Страшный Тегеран: к чему приведет выход Ирана на нефтяной рынок
Сегодня Иран начинает реализацию нефти, которую он в ожидании снятия санкций накапливал в импровизированных плавучих хранилищах и которую намерен реализовывать, наращивая количество добываемого сырья. Для Ирана продажа нефти – принципиальный вопрос, так как санкции с Исламской Республики сняты лишь частично и Иран до сих пор не имеет возможности экспортировать и импортировать значительную часть другой продукции. Поэтому он просто вынужден будет реализовывать на рынке значительные объемы нефти.
Нужно сказать, что несмотря на то, что президент Ирана Хасан Рухани назвал снятие санкций «золотой страницей» в истории своей страны, момент, когда Иран выходит на нефтяной рынок, отнюдь не оправдывает расчетов иранского руководства.

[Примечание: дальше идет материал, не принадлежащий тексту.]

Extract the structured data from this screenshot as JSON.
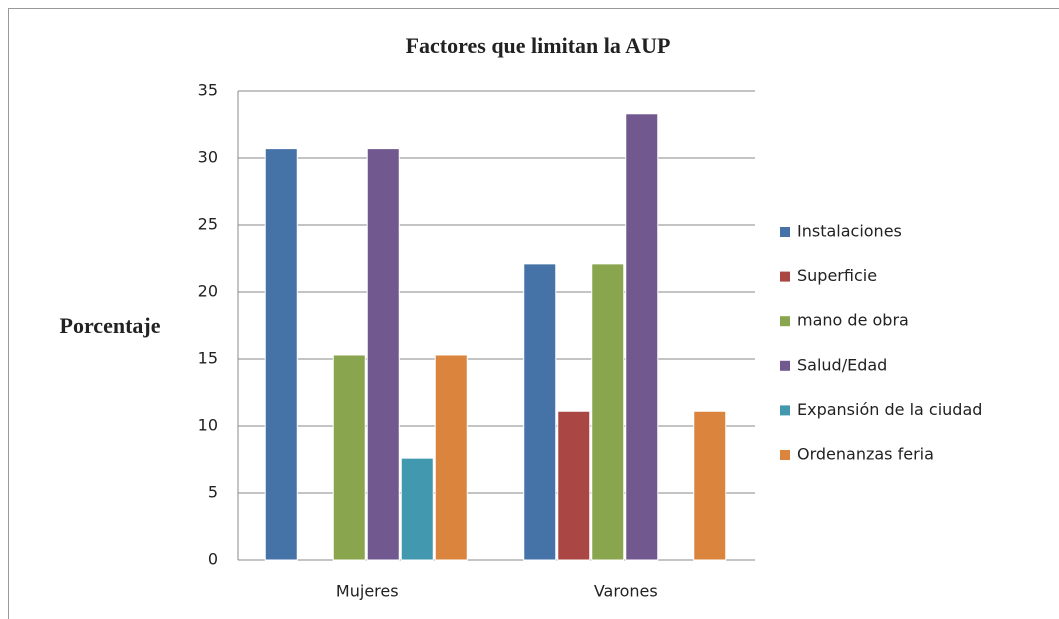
{
  "chart_data": {
    "type": "bar",
    "title": "Factores que limitan la AUP",
    "y_label": "Porcentaje",
    "categories": [
      "Mujeres",
      "Varones"
    ],
    "series": [
      {
        "name": "Instalaciones",
        "color": "#4572a7",
        "values": [
          30.7,
          22.1
        ]
      },
      {
        "name": "Superficie",
        "color": "#aa4643",
        "values": [
          0,
          11.1
        ]
      },
      {
        "name": "mano de obra",
        "color": "#89a54e",
        "values": [
          15.3,
          22.1
        ]
      },
      {
        "name": "Salud/Edad",
        "color": "#71588f",
        "values": [
          30.7,
          33.3
        ]
      },
      {
        "name": "Expansión de la ciudad",
        "color": "#4198af",
        "values": [
          7.6,
          0
        ]
      },
      {
        "name": "Ordenanzas feria",
        "color": "#db843d",
        "values": [
          15.3,
          11.1
        ]
      }
    ],
    "ylim": [
      0,
      35
    ],
    "yticks": [
      0,
      5,
      10,
      15,
      20,
      25,
      30,
      35
    ],
    "grid": true,
    "legend": "right"
  }
}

Когда Иран начал переговоры о снятии санкций, нефтяные цены росли и была надежда, что призом за отказ Исламской Республики от атомной программы станут значительные объемы средств, которые будут реализовываться в экономике и социальной сфере. Сейчас рассчитывать на такие значительные объемы не приходится, нефть лишь поможет добитой санкциями иранской экономике выжить и стабилизироваться – и это при завышенных ожиданиях общества, верившего, что все иранские беды – от санкций, а не от самой модели некомпетентного и коррумпированного теократического правления, установившегося в стране после «исламской революции» и стремительного возвращения в средневековье. Поэтому руководству Ирана придется теперь существовать в условиях этого разочарования и осознания гражданами внутреннего несовершенства Исламской Республики – что весьма опасно, учитывая общий фон региональной нестабильности и быстрый крах режимов, которые еще недавно казались куда более незыблемыми, чем иранский.

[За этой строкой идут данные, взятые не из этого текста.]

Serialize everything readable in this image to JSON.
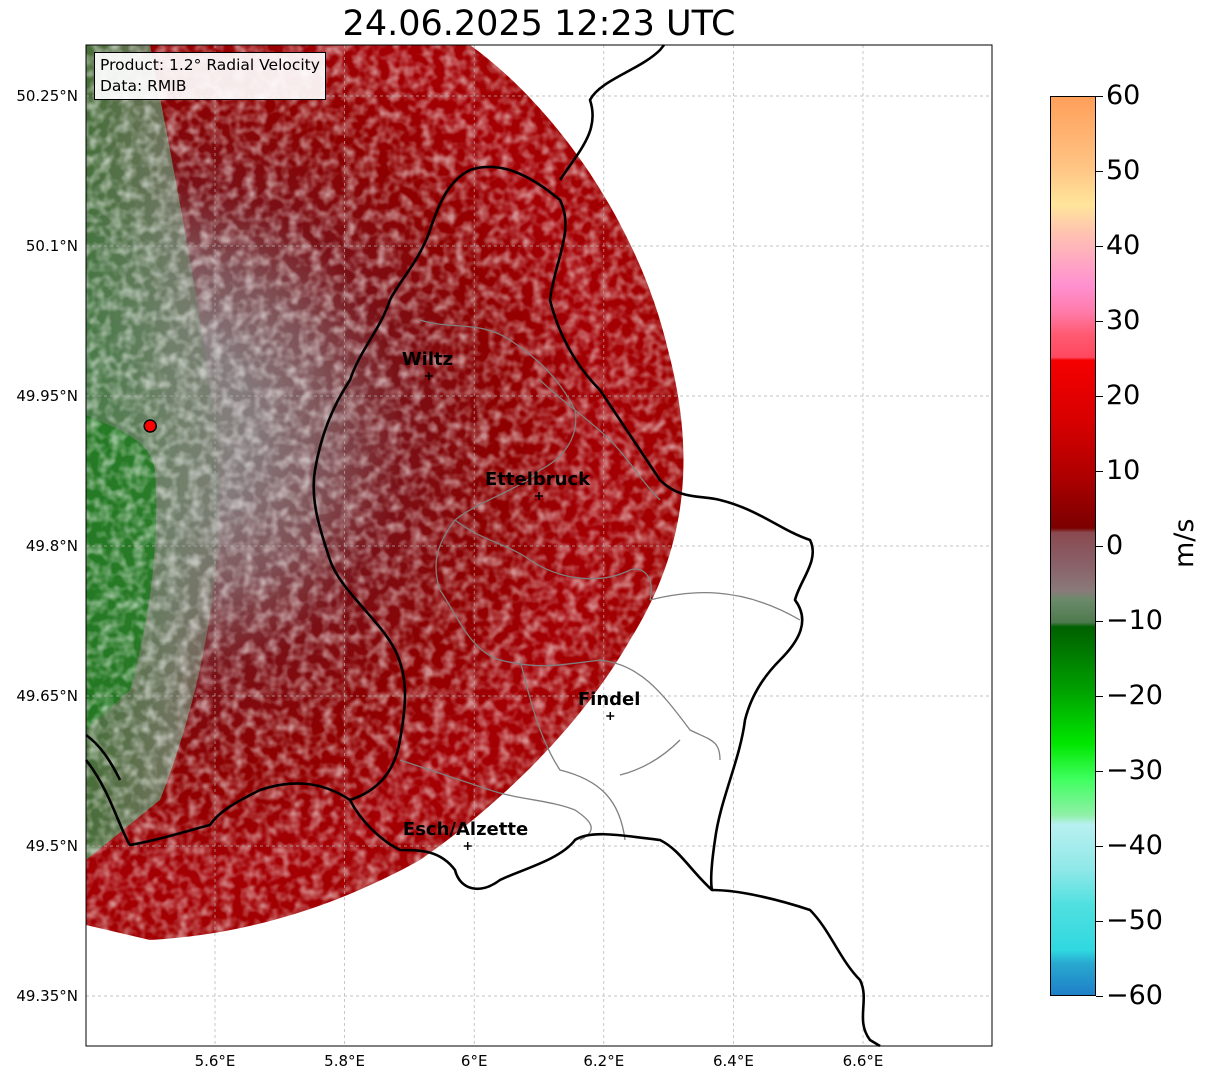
{
  "title": "24.06.2025 12:23 UTC",
  "info": {
    "product": "Product: 1.2° Radial Velocity",
    "data": "Data: RMIB"
  },
  "axes": {
    "lat_ticks": [
      "50.25°N",
      "50.1°N",
      "49.95°N",
      "49.8°N",
      "49.65°N",
      "49.5°N",
      "49.35°N"
    ],
    "lat_values": [
      50.25,
      50.1,
      49.95,
      49.8,
      49.65,
      49.5,
      49.35
    ],
    "lon_ticks": [
      "5.6°E",
      "5.8°E",
      "6°E",
      "6.2°E",
      "6.4°E",
      "6.6°E"
    ],
    "lon_values": [
      5.6,
      5.8,
      6.0,
      6.2,
      6.4,
      6.6
    ],
    "gridlines": true
  },
  "cities": [
    {
      "name": "Wiltz",
      "lon": 5.93,
      "lat": 49.97
    },
    {
      "name": "Ettelbruck",
      "lon": 6.1,
      "lat": 49.85
    },
    {
      "name": "Findel",
      "lon": 6.21,
      "lat": 49.63
    },
    {
      "name": "Esch/Alzette",
      "lon": 5.99,
      "lat": 49.5
    }
  ],
  "radar_site": {
    "lon": 5.5,
    "lat": 49.92
  },
  "colorbar": {
    "unit": "m/s",
    "min": -60,
    "max": 60,
    "ticks": [
      "60",
      "50",
      "40",
      "30",
      "20",
      "10",
      "0",
      "−10",
      "−20",
      "−30",
      "−40",
      "−50",
      "−60"
    ],
    "tick_values": [
      60,
      50,
      40,
      30,
      20,
      10,
      0,
      -10,
      -20,
      -30,
      -40,
      -50,
      -60
    ]
  },
  "colors": {
    "approaching_dark": "#006400",
    "approaching_bright": "#00e600",
    "near_zero": "#7b7b7b",
    "receding_dark": "#7a0000",
    "receding": "#b00000",
    "receding_bright": "#ff0000",
    "pink": "#ff80c0",
    "peach": "#ffe08c",
    "orange": "#ffa050",
    "cyan": "#30e0e0",
    "blue": "#1f77b4",
    "border": "#000000",
    "admin_border": "#808080"
  }
}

Но куда большие проблемы – у конкурентов Ирана в нефтяной отрасли. Конечно, нынешние цены на нефть учитывали факт скорого возвращения Ирана на рынок. Но одно дело – учитывать тенденцию и совсем другое – иметь дело с реальными объемами сырья. И со стремлением политических противников Ирана не дать ему заработать слишком много – чтобы полученное не смогло стать основой для экономического роста и укрепления военного потенциала. Поэтому «демпинговать» будут все. Будет демпинговать Саудовская Аравия, чтобы понизить иранскую прибыль. И будет демпинговать сам Иран – чтобы продать как можно больше сырья на первых порах. И будет демпинговать Россия, чтобы Иран не смог вытеснить ее европейского рынка, на которых претендуют амбициозные аятоллы. Словом, предпосылок того, что в этой ситуации нефтяные цены резко пойдут вниз, как бы и нет, потому что рынок ждет и иранского прихода, и этого демпинга – но нет предпосылок для повышения цен в обозримом будущем.

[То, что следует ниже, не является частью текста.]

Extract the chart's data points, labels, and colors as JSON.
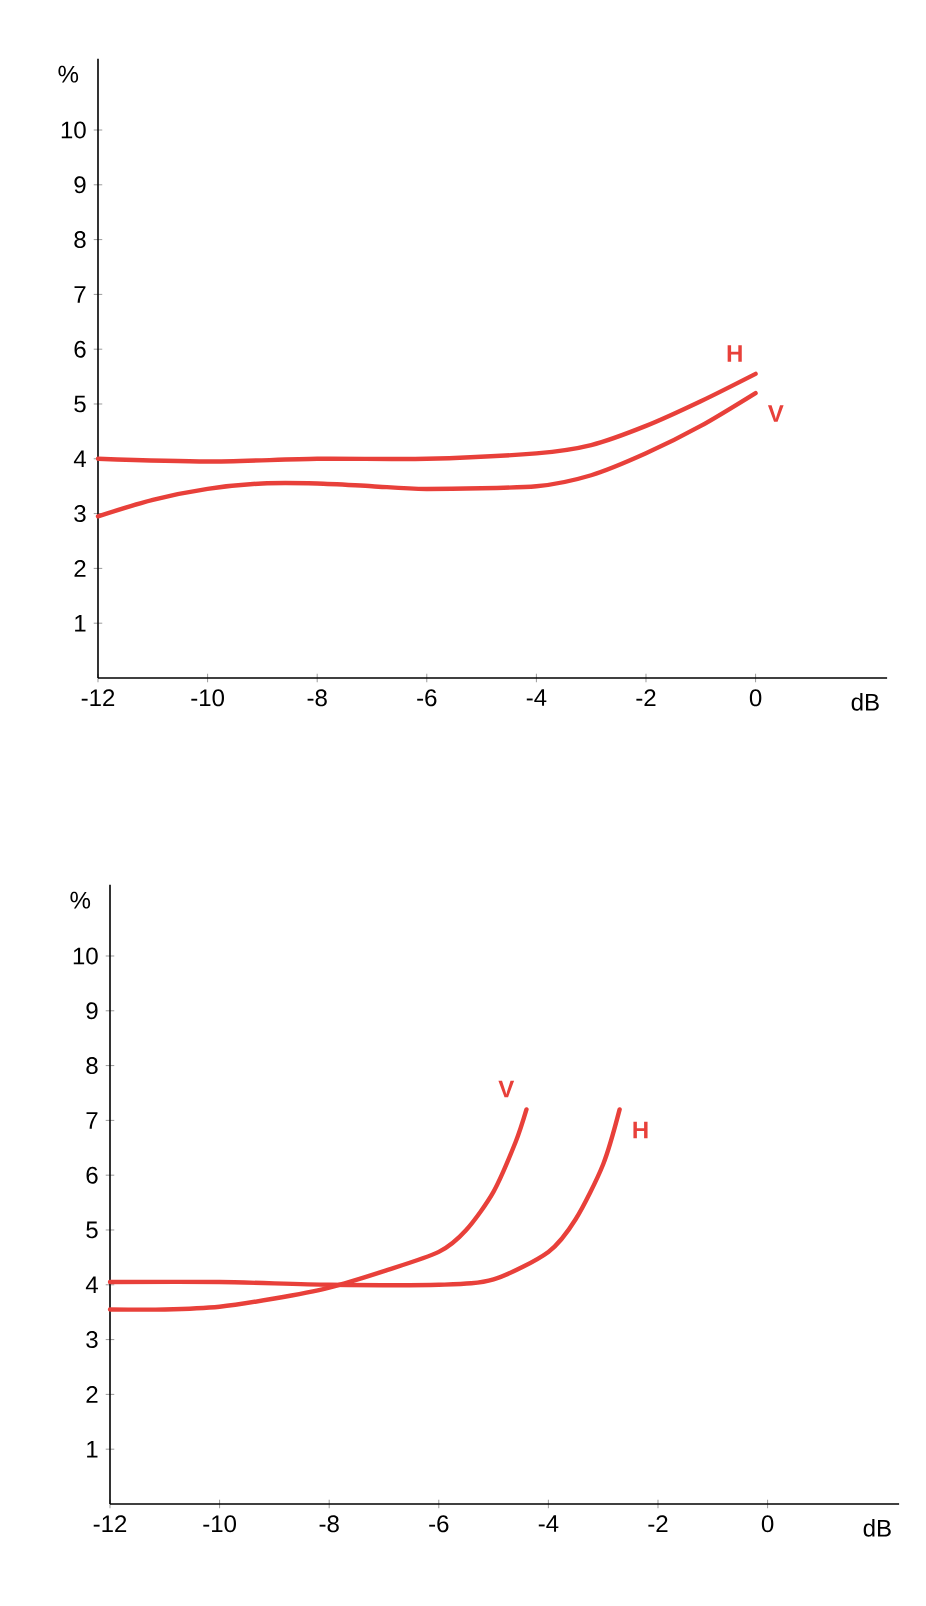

А это – серьезная проблема для всех стран-продавцов нефти. В первую очередь – для Венесуэлы, чья экономика в годы правления безумного Уго Чавеса и его незадачливого преемника Николаса Мадуро была выстроена как типичная «нефтяная халява», подразумевающая борьбу с инициативными гражданами и раздачу призов наглым бездельникам. На втором месте – Россия – такая же экономика подавления инициативы и торжества тотальной коррупции и самодовольного безделья. В этой связи, конечно, хотелось бы задуматься над тем, что Россия, в отличие от Венесуэлы, участвовала в переговорах относительно снятия санкций с Ирана. И ее дипломаты сделали все возможное, чтобы потуже затянуть петлю на шее собственной страны – то есть ускорить договоренности с Тегераном. Но, с другой стороны, российская политика никогда не подчинялась законам логики и всегда руководствовалась соображениями антиамериканизма и слепой ненависти к цивилизованному миру, а уж потом – здравым смыслом. А, кроме того, переговоры по иранской ядерной программе, вновь напомню, начались тогда, когда с нефтяными ценами все было отлично и в Москве могли думать, что доходов от сырья хватит на всех, а вот прибыли от продажи оружия и участия в строительстве «мирных АЭС» выглядели весьма привлекательно. Но жизнь вновь посмеялась над Владимиром Путиным.
Итак, говорить о том, что возвращение Ирана на нефтяной рынок приведет к глобальным переменам, не приходится. Это возвращение лишь фиксирует и закрепляет глобальные перемены – что куда важнее.